O presidente chinês, Xi Jinping, cunhou pela primeira vez o conceito de “confiança cultural” em 2016. É a ideia de que o povo chinês deve se orgulhar da sua história e cultura antigas. O Congresso do Partido Comunista, que deu a Xi um terceiro mandato sem precedentes em 2022, adotou a “confiança cultural” no seu relatório final.

À medida que as suas relações com o Ocidente se tornaram mais tensas nos últimos anos, a China se tornou mais introspectiva.

A Internet é fortemente censurada na China, o que significa que os influenciadores que falam sobre casais inter-raciais estão “alinhados com a agenda do governo”, diz Chen. “Eles podem não ser motivados pelo nacionalismo, mas podem torná-lo lucrativo”, afirma.

Contudo, o nacionalismo pode ser uma faca de dois gumes.

Wendy, que não quer revelar o sobrenome, mora na Europa com o noivo francês. Ela tem quase 20 mil seguidores no Xiaohongshu, embora tenha evitado usar rótulos como “casais inter-raciais” ou “amantes interculturais”. Postagens com o noivo atraem mais visualizações do que outras.

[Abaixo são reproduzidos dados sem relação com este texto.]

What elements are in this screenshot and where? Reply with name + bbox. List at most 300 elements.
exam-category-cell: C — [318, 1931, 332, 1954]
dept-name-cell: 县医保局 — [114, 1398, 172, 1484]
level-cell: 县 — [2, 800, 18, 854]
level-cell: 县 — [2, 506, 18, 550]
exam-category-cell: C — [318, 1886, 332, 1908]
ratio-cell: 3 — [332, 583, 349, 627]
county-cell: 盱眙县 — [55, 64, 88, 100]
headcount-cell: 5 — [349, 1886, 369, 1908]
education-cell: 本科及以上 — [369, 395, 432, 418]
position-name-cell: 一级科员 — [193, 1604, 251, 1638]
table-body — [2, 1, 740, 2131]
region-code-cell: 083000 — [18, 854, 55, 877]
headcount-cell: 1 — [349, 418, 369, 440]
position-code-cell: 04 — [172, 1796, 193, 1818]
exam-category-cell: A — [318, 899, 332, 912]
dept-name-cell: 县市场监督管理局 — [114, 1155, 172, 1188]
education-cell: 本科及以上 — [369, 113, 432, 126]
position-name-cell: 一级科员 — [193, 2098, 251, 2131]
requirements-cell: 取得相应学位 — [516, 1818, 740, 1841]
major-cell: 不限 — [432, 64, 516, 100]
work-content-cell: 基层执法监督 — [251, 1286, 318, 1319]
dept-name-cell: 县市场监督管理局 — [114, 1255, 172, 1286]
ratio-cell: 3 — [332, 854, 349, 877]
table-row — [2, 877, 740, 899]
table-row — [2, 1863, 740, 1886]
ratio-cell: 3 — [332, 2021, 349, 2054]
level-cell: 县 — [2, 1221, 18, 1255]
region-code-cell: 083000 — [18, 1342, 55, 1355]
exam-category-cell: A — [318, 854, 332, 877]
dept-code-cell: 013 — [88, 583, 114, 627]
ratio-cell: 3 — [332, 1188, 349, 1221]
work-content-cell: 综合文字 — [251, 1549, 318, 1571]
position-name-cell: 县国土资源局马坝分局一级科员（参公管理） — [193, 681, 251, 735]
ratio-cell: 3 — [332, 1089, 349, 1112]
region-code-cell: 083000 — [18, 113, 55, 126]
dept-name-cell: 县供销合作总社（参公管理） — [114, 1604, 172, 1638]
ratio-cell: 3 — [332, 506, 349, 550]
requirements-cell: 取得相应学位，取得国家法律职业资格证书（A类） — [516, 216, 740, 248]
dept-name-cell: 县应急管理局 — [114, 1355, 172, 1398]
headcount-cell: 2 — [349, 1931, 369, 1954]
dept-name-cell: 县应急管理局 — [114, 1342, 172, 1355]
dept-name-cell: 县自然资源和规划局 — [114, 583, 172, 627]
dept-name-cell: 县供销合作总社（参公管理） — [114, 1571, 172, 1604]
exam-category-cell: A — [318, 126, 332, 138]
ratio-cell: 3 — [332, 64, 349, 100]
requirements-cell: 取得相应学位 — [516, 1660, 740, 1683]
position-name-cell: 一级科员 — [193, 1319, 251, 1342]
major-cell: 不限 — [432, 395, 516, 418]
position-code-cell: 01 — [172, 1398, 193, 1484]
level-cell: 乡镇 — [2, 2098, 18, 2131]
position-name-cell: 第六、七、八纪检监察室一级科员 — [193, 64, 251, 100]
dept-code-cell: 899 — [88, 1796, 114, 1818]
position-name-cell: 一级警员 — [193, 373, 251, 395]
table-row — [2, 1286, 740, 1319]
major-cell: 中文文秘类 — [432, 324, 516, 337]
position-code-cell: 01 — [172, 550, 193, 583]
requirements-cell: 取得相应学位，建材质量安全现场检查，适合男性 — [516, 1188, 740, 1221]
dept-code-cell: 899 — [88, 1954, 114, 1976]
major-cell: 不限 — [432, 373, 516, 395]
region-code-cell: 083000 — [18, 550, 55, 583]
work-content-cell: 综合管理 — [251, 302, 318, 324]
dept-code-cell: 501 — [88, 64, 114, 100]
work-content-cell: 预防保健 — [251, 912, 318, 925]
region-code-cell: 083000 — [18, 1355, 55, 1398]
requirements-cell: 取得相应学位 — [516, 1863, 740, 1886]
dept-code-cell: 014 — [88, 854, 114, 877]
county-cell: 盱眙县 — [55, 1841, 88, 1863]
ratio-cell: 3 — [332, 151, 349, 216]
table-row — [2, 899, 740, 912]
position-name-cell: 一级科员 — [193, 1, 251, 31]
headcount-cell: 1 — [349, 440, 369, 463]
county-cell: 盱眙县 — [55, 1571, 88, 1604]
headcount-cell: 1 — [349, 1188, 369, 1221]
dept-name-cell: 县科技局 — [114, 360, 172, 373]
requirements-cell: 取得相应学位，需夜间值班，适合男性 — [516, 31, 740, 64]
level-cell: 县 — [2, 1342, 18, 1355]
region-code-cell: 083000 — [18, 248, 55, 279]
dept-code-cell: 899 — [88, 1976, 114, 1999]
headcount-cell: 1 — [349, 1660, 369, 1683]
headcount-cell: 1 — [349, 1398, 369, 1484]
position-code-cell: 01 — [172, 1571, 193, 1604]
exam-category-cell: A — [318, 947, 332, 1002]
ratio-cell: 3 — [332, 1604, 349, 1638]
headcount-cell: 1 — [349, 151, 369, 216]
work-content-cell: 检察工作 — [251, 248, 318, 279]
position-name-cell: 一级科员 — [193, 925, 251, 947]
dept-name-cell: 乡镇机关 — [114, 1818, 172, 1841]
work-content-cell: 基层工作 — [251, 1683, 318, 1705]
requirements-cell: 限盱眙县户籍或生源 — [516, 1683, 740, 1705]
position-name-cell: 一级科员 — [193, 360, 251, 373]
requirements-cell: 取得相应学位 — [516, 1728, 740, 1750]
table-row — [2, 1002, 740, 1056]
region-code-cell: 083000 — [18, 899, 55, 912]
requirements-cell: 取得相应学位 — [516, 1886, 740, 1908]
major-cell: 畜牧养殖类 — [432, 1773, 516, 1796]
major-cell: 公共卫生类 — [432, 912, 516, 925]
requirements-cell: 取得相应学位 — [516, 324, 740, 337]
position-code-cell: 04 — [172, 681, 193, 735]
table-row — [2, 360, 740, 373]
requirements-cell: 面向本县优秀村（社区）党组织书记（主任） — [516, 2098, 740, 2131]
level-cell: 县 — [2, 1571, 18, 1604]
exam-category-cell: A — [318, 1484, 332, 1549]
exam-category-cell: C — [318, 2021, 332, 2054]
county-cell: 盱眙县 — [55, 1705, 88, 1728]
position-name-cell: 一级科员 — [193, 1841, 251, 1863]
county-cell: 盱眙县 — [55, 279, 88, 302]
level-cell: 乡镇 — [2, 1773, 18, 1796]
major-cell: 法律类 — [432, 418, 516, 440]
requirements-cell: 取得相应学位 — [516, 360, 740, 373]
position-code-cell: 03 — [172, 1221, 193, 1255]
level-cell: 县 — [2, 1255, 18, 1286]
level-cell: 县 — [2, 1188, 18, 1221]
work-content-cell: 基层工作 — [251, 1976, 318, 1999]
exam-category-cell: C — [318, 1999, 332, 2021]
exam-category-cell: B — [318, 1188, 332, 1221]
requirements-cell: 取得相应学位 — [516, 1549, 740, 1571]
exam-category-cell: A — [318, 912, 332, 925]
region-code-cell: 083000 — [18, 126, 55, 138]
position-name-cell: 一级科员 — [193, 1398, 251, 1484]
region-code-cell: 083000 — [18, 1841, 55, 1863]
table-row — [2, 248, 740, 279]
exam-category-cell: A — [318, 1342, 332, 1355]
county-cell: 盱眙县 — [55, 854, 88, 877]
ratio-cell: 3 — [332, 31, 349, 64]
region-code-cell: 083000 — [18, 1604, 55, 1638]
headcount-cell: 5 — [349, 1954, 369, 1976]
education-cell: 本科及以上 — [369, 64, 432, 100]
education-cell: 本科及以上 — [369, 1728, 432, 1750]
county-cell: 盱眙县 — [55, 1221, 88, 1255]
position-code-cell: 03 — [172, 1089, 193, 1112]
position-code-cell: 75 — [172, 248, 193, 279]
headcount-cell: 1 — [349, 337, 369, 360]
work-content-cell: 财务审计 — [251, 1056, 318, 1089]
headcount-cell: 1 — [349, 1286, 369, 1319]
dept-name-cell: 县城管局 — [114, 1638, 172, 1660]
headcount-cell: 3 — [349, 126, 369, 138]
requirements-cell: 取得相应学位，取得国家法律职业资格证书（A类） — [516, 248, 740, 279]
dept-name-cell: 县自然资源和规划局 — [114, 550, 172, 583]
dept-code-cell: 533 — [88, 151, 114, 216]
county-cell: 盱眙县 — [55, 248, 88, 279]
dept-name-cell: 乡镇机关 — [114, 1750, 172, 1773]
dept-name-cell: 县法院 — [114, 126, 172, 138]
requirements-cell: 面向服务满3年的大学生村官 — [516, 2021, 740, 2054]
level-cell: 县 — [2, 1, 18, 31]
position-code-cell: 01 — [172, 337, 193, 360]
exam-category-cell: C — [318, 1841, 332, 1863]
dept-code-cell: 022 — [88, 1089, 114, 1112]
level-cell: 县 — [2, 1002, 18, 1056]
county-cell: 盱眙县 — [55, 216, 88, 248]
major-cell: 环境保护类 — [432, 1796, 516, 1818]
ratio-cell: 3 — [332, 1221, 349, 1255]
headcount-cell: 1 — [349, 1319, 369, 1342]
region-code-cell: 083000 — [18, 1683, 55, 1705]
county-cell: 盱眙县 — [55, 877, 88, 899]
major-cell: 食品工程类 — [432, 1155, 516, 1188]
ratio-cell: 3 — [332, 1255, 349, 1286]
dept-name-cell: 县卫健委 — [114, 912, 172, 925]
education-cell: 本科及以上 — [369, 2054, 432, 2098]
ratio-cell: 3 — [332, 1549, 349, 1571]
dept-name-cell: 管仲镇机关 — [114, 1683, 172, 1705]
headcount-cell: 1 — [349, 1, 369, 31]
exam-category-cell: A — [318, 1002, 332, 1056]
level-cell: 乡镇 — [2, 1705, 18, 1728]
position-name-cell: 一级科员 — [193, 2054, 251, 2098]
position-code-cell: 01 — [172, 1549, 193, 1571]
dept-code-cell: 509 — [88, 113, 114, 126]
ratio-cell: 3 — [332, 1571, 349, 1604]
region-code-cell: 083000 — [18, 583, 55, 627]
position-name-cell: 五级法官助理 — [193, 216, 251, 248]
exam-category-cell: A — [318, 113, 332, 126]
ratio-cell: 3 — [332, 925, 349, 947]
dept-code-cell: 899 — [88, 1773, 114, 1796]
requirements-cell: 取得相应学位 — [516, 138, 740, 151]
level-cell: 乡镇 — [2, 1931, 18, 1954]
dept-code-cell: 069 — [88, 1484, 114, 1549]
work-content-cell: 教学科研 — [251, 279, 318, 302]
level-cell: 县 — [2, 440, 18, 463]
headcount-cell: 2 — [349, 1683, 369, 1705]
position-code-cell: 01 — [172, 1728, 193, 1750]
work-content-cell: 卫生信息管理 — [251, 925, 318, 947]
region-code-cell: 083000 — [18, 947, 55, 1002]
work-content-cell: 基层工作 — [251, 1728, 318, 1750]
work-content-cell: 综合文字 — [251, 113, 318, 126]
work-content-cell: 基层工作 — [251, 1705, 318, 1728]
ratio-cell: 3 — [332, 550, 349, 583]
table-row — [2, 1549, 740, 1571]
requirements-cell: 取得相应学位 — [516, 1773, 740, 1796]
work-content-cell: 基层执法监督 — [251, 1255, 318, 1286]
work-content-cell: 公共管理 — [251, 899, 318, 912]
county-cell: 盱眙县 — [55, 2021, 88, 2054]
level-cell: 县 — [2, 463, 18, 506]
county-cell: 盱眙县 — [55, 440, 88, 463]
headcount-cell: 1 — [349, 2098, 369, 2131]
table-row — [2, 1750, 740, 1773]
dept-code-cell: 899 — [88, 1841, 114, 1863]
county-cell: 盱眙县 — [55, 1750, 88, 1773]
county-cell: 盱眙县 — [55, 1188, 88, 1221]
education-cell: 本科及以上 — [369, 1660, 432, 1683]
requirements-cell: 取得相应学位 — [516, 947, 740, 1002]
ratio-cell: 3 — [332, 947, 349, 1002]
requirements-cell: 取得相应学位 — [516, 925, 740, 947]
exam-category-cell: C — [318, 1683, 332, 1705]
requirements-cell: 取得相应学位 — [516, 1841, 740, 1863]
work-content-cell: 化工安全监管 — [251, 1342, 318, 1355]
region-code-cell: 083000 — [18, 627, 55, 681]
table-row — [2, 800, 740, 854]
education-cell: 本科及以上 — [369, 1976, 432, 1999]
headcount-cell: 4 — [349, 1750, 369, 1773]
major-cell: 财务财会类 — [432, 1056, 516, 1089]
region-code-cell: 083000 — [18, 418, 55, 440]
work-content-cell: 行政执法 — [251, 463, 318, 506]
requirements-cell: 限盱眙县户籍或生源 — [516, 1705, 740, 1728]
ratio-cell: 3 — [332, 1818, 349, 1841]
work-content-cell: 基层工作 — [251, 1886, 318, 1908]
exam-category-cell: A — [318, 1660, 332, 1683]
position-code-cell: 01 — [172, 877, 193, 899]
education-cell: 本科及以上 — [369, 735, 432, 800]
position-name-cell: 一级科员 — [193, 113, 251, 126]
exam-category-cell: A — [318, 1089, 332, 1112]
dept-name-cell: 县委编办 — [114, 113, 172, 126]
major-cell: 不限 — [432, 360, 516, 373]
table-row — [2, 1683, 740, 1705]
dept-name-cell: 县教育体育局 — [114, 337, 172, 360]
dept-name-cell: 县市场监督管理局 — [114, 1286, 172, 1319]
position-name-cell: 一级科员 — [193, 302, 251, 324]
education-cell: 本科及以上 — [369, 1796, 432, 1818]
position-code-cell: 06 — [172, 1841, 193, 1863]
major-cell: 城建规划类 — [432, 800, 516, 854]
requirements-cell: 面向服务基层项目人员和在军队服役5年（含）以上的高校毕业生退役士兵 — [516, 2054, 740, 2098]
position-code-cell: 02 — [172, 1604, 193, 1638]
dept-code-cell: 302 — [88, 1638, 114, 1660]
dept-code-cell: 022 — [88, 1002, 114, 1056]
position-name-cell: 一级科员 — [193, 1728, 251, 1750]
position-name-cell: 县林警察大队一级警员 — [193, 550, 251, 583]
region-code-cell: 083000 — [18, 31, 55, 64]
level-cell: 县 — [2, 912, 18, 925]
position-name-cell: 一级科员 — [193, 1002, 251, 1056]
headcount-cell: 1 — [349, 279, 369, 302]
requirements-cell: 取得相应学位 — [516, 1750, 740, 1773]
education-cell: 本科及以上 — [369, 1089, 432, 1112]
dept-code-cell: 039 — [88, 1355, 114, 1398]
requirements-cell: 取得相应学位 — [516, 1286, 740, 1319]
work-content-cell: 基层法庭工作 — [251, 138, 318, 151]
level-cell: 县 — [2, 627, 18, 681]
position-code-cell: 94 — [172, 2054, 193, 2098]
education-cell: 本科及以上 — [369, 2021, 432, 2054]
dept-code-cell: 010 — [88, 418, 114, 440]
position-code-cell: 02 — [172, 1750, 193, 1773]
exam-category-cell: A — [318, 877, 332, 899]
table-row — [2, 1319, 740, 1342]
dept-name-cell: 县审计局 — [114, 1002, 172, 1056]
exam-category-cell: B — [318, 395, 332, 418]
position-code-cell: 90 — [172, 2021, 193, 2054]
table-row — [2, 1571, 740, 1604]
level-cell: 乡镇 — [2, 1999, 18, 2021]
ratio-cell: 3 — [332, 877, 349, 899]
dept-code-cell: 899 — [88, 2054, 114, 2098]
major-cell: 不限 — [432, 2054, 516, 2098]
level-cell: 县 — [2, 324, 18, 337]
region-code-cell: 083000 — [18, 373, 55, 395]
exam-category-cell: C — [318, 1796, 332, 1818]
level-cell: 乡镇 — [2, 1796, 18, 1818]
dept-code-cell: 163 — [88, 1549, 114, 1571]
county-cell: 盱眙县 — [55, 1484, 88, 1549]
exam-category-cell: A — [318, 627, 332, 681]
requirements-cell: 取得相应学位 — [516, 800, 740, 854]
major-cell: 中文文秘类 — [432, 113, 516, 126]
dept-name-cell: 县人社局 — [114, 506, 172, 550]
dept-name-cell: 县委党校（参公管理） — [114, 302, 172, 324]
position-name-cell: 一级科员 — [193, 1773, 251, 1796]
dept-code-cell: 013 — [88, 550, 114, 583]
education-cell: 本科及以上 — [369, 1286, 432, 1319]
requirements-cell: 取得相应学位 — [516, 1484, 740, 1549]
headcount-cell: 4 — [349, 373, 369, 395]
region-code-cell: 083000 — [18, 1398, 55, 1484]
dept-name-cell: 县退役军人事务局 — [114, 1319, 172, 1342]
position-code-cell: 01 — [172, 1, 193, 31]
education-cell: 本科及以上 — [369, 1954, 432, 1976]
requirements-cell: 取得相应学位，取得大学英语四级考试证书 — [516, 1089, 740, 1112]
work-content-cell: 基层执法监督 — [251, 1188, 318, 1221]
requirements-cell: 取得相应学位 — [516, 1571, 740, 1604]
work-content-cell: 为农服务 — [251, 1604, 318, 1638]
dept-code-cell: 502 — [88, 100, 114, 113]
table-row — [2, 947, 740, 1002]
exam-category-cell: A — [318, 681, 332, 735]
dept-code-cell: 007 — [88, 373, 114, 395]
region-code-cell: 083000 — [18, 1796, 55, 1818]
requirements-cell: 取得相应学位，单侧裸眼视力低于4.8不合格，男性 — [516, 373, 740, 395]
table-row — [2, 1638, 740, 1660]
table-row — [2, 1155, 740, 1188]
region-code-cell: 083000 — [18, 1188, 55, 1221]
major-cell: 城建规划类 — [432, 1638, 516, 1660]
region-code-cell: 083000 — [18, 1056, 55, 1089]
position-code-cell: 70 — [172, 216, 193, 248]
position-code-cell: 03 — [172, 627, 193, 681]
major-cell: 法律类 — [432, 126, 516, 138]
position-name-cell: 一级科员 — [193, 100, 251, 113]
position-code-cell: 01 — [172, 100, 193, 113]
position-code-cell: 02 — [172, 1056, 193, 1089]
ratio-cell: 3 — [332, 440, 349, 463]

Mas ela também recebe muitos comentários odiosos e racistas. Em alguns casos, ela foi acusada de ser uma “adoradora do Ocidente” ou mesmo uma espiã. Os ataques a levaram a encerrar suas contas pelo menos três vezes.

A jovem de 28 anos também recebeu ofertas de colaboração de diferentes marcas, mas se sentiu incomodada com os estereótipos irrealistas do conteúdo patrocinado que lhe propuseram. “Eles querem que você torne tudo o mais romântico possível”, conta.

Ela diz que esse não era o tipo de conteúdo que originalmente queria compartilhar e isso acabou prejudicando seu relacionamento com o noivo. Este ano ela rejeitou todos os acordos de patrocínio que surgiram em seu caminho.

“Eu só quero ser fiel a mim mesmo e capturar os momentos felizes.”

Laura Deng foi acusada de usar sentimentos nacionalistas para autopromoção. Mas ela insiste que não entende de política e que seu conteúdo é baseado em seus sentimentos e experiências pessoais.

“As pessoas gostam de ver como nós, chineses, mostramos orgulhosamente a nossa cultura aos outros”, diz ela. “Não me importa o que dizem sobre o eco das políticas governamentais. Se gosto de publicar, continuarei fazendo isso”, conclui.